何処かの誰かの白昼夢

檸檬焼酎

壱 海の話

「起きて」


 声が聞こえ、目を開いた。途端に視界が白で満たされ目が眩む。数秒瞬くと視界は青で満たされた。


「ここは?」

「解釈は分かれるけど、悪い場所じゃないよ。私にとってはね」


 聞きたいのはそういうことじゃないんだよな、と思いつつ周りを見やると鮮やかな青緑が煌めいていた。空を仰いでも、地平線を見やっても視界は青一色。砂浜の白だけが異質だ。

 僕は何故ここにいるんだろうか。記憶に穴が開いた、いや、元から何もなかったかのように何も思い出せない。さざ波の音がノイズのように頭に響いている。


「君は誰?」

「私は海だよ。ここには私と君しかいないのさ」

「どうして?」

「君は死んだんだ、または生まれたというべきか。今の君は君であって君じゃないのさ」


 海と名乗る存在曰く、ここは"再生の場所"で行き場を失った魂が元の場所に還るための場所。僕の肉体はもうなくなっていて、魂だけが彷徨いここにたどり着いた。そして今は浄化の最中らしい。


「それで浄化が終わったら転生できるんだよ」

「でも、それはもう僕ではないんだ」


 日差しが爛々と僕と海を照らす。反射した光が目を射すように輝きチカチカする。


「ある種、今の君も君ではないけどね。生きていた頃の君と記憶のない君は決して同じではないよ」

「もう、記憶も体も戻らないの?」

「死んだんだから当然じゃない。安心してよ、全部終わったら転生できるからさ、まぁ人間になれるとは限らないけどね」


 カラカラと、どうでもいいように声は笑う。ひいては寄せて足を濡らしてくる波が、僕をからかっているようでなんだか憎たらしく思えた。

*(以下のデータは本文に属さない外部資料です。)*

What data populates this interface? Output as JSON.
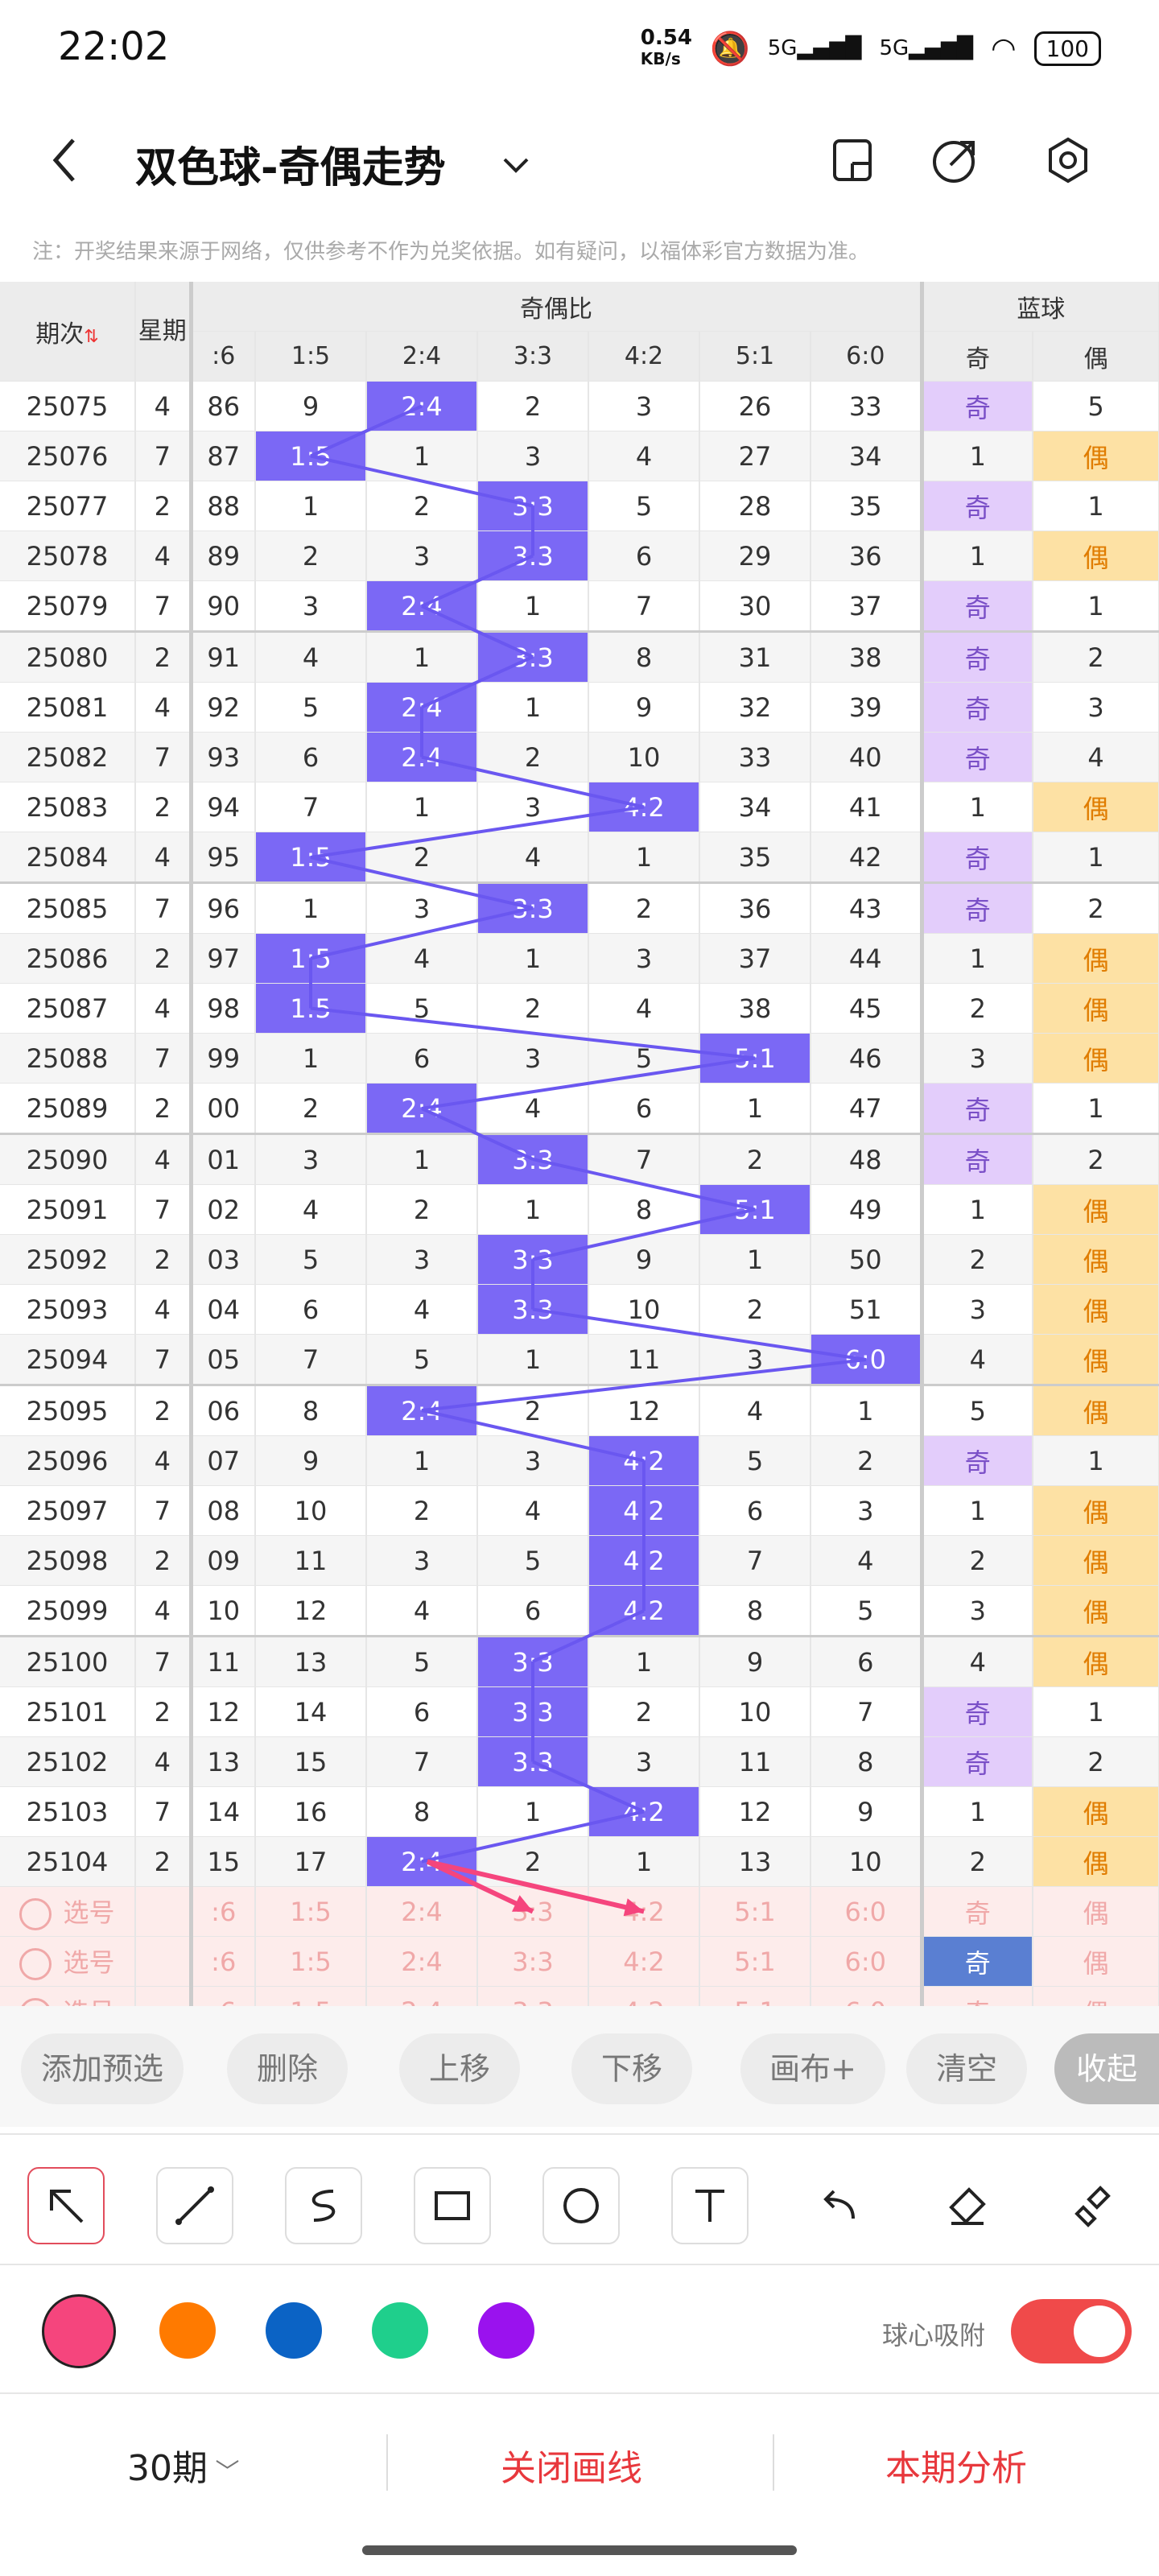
{
  "status": {
    "time": "22:02",
    "speed_value": "0.54",
    "speed_unit": "KB/s",
    "signal1": "5G",
    "signal2": "5G",
    "battery": "100"
  },
  "header": {
    "title": "双色球-奇偶走势"
  },
  "note": "注：开奖结果来源于网络，仅供参考不作为兑奖依据。如有疑问，以福体彩官方数据为准。",
  "table": {
    "headers": {
      "issue": "期次",
      "week": "星期",
      "group": "奇偶比",
      "blue": "蓝球",
      "ratios": [
        ":6",
        "1:5",
        "2:4",
        "3:3",
        "4:2",
        "5:1",
        "6:0"
      ],
      "odd": "奇",
      "even": "偶"
    },
    "rows": [
      {
        "issue": "25075",
        "week": "4",
        "r": [
          "86",
          "9",
          "2:4",
          "2",
          "3",
          "26",
          "33"
        ],
        "hit": 2,
        "odd": "奇",
        "even": "5",
        "b": "odd"
      },
      {
        "issue": "25076",
        "week": "7",
        "r": [
          "87",
          "1:5",
          "1",
          "3",
          "4",
          "27",
          "34"
        ],
        "hit": 1,
        "odd": "1",
        "even": "偶",
        "b": "even"
      },
      {
        "issue": "25077",
        "week": "2",
        "r": [
          "88",
          "1",
          "2",
          "3:3",
          "5",
          "28",
          "35"
        ],
        "hit": 3,
        "odd": "奇",
        "even": "1",
        "b": "odd"
      },
      {
        "issue": "25078",
        "week": "4",
        "r": [
          "89",
          "2",
          "3",
          "3:3",
          "6",
          "29",
          "36"
        ],
        "hit": 3,
        "odd": "1",
        "even": "偶",
        "b": "even"
      },
      {
        "issue": "25079",
        "week": "7",
        "r": [
          "90",
          "3",
          "2:4",
          "1",
          "7",
          "30",
          "37"
        ],
        "hit": 2,
        "odd": "奇",
        "even": "1",
        "b": "odd"
      },
      {
        "issue": "25080",
        "week": "2",
        "r": [
          "91",
          "4",
          "1",
          "3:3",
          "8",
          "31",
          "38"
        ],
        "hit": 3,
        "odd": "奇",
        "even": "2",
        "b": "odd"
      },
      {
        "issue": "25081",
        "week": "4",
        "r": [
          "92",
          "5",
          "2:4",
          "1",
          "9",
          "32",
          "39"
        ],
        "hit": 2,
        "odd": "奇",
        "even": "3",
        "b": "odd"
      },
      {
        "issue": "25082",
        "week": "7",
        "r": [
          "93",
          "6",
          "2:4",
          "2",
          "10",
          "33",
          "40"
        ],
        "hit": 2,
        "odd": "奇",
        "even": "4",
        "b": "odd"
      },
      {
        "issue": "25083",
        "week": "2",
        "r": [
          "94",
          "7",
          "1",
          "3",
          "4:2",
          "34",
          "41"
        ],
        "hit": 4,
        "odd": "1",
        "even": "偶",
        "b": "even"
      },
      {
        "issue": "25084",
        "week": "4",
        "r": [
          "95",
          "1:5",
          "2",
          "4",
          "1",
          "35",
          "42"
        ],
        "hit": 1,
        "odd": "奇",
        "even": "1",
        "b": "odd"
      },
      {
        "issue": "25085",
        "week": "7",
        "r": [
          "96",
          "1",
          "3",
          "3:3",
          "2",
          "36",
          "43"
        ],
        "hit": 3,
        "odd": "奇",
        "even": "2",
        "b": "odd"
      },
      {
        "issue": "25086",
        "week": "2",
        "r": [
          "97",
          "1:5",
          "4",
          "1",
          "3",
          "37",
          "44"
        ],
        "hit": 1,
        "odd": "1",
        "even": "偶",
        "b": "even"
      },
      {
        "issue": "25087",
        "week": "4",
        "r": [
          "98",
          "1:5",
          "5",
          "2",
          "4",
          "38",
          "45"
        ],
        "hit": 1,
        "odd": "2",
        "even": "偶",
        "b": "even"
      },
      {
        "issue": "25088",
        "week": "7",
        "r": [
          "99",
          "1",
          "6",
          "3",
          "5",
          "5:1",
          "46"
        ],
        "hit": 5,
        "odd": "3",
        "even": "偶",
        "b": "even"
      },
      {
        "issue": "25089",
        "week": "2",
        "r": [
          "00",
          "2",
          "2:4",
          "4",
          "6",
          "1",
          "47"
        ],
        "hit": 2,
        "odd": "奇",
        "even": "1",
        "b": "odd"
      },
      {
        "issue": "25090",
        "week": "4",
        "r": [
          "01",
          "3",
          "1",
          "3:3",
          "7",
          "2",
          "48"
        ],
        "hit": 3,
        "odd": "奇",
        "even": "2",
        "b": "odd"
      },
      {
        "issue": "25091",
        "week": "7",
        "r": [
          "02",
          "4",
          "2",
          "1",
          "8",
          "5:1",
          "49"
        ],
        "hit": 5,
        "odd": "1",
        "even": "偶",
        "b": "even"
      },
      {
        "issue": "25092",
        "week": "2",
        "r": [
          "03",
          "5",
          "3",
          "3:3",
          "9",
          "1",
          "50"
        ],
        "hit": 3,
        "odd": "2",
        "even": "偶",
        "b": "even"
      },
      {
        "issue": "25093",
        "week": "4",
        "r": [
          "04",
          "6",
          "4",
          "3:3",
          "10",
          "2",
          "51"
        ],
        "hit": 3,
        "odd": "3",
        "even": "偶",
        "b": "even"
      },
      {
        "issue": "25094",
        "week": "7",
        "r": [
          "05",
          "7",
          "5",
          "1",
          "11",
          "3",
          "6:0"
        ],
        "hit": 6,
        "odd": "4",
        "even": "偶",
        "b": "even"
      },
      {
        "issue": "25095",
        "week": "2",
        "r": [
          "06",
          "8",
          "2:4",
          "2",
          "12",
          "4",
          "1"
        ],
        "hit": 2,
        "odd": "5",
        "even": "偶",
        "b": "even"
      },
      {
        "issue": "25096",
        "week": "4",
        "r": [
          "07",
          "9",
          "1",
          "3",
          "4:2",
          "5",
          "2"
        ],
        "hit": 4,
        "odd": "奇",
        "even": "1",
        "b": "odd"
      },
      {
        "issue": "25097",
        "week": "7",
        "r": [
          "08",
          "10",
          "2",
          "4",
          "4:2",
          "6",
          "3"
        ],
        "hit": 4,
        "odd": "1",
        "even": "偶",
        "b": "even"
      },
      {
        "issue": "25098",
        "week": "2",
        "r": [
          "09",
          "11",
          "3",
          "5",
          "4:2",
          "7",
          "4"
        ],
        "hit": 4,
        "odd": "2",
        "even": "偶",
        "b": "even"
      },
      {
        "issue": "25099",
        "week": "4",
        "r": [
          "10",
          "12",
          "4",
          "6",
          "4:2",
          "8",
          "5"
        ],
        "hit": 4,
        "odd": "3",
        "even": "偶",
        "b": "even"
      },
      {
        "issue": "25100",
        "week": "7",
        "r": [
          "11",
          "13",
          "5",
          "3:3",
          "1",
          "9",
          "6"
        ],
        "hit": 3,
        "odd": "4",
        "even": "偶",
        "b": "even"
      },
      {
        "issue": "25101",
        "week": "2",
        "r": [
          "12",
          "14",
          "6",
          "3:3",
          "2",
          "10",
          "7"
        ],
        "hit": 3,
        "odd": "奇",
        "even": "1",
        "b": "odd"
      },
      {
        "issue": "25102",
        "week": "4",
        "r": [
          "13",
          "15",
          "7",
          "3:3",
          "3",
          "11",
          "8"
        ],
        "hit": 3,
        "odd": "奇",
        "even": "2",
        "b": "odd"
      },
      {
        "issue": "25103",
        "week": "7",
        "r": [
          "14",
          "16",
          "8",
          "1",
          "4:2",
          "12",
          "9"
        ],
        "hit": 4,
        "odd": "1",
        "even": "偶",
        "b": "even"
      },
      {
        "issue": "25104",
        "week": "2",
        "r": [
          "15",
          "17",
          "2:4",
          "2",
          "1",
          "13",
          "10"
        ],
        "hit": 2,
        "odd": "2",
        "even": "偶",
        "b": "even"
      }
    ],
    "preselect": {
      "label": "选号",
      "ratios": [
        ":6",
        "1:5",
        "2:4",
        "3:3",
        "4:2",
        "5:1",
        "6:0"
      ],
      "odd": "奇",
      "even": "偶"
    }
  },
  "buttons": [
    "添加预选",
    "删除",
    "上移",
    "下移",
    "画布+",
    "清空",
    "收起"
  ],
  "tools": [
    "arrow-tool",
    "line-tool",
    "curve-tool",
    "rectangle-tool",
    "circle-tool",
    "text-tool",
    "undo-tool",
    "eraser-tool",
    "clear-brush-tool"
  ],
  "colors": [
    "#f5457d",
    "#ff7a00",
    "#0b63c5",
    "#1fcf8c",
    "#9a12ee"
  ],
  "snap_label": "球心吸附",
  "snap_on": true,
  "bottom": {
    "period": "30期",
    "close": "关闭画线",
    "analysis": "本期分析"
  },
  "accent": "#e8383d"
}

「なんで僕を起こしたのさ。何者でもないなら、そのまま何も知らないままに終わらせてくれればよかったのに」

「仕上げのためさ! 転生のためには君がこちらにこなきゃいけないんだ」


 私は運ばれてきた魂を浄化するだけで、魂を運べるわけじゃないからね。と声は言う。


「こっちって……、周りは全部海じゃないか。何処へ行くっていうんだよ」

「海しかないなら海に決まってるだろうよ! これだから人間は頭が固くて困っちゃうな」


 何を言ってるんだろうかこの声は。生身の人間が海の中を渡れるわけがない、そんなことをしたら死んでしまう。魂の状態でもまた死ぬなんてことはあるのだろうか。


「怯えてるのかい? 大丈夫だよ、万が一苦しくても転生した君にはその記憶がない。刹那の苦しみは過ぎ去れば過去なんだ。未来に渡ればなにもないのと一緒さ」


 海面を漂う白い泡が、こちらを招く手に見えた。恐る恐る海に足を踏み入れる。途端、足場になっていた砂浜が海に溶け、僕の視界は青一色に染まった。それまで聞こえていたさざ波の音はゴポゴポと耳鳴りのような海の音に変わり、意識が薄れていく。海底に沈む最中、水面の光の輪が見える。ぼんやりとそれを眺めていると微かに遠い記憶が蘇り、愛しいあの人を思いだす。薄れる視界の端に、微かにあの人の笑顔が見えた気がした。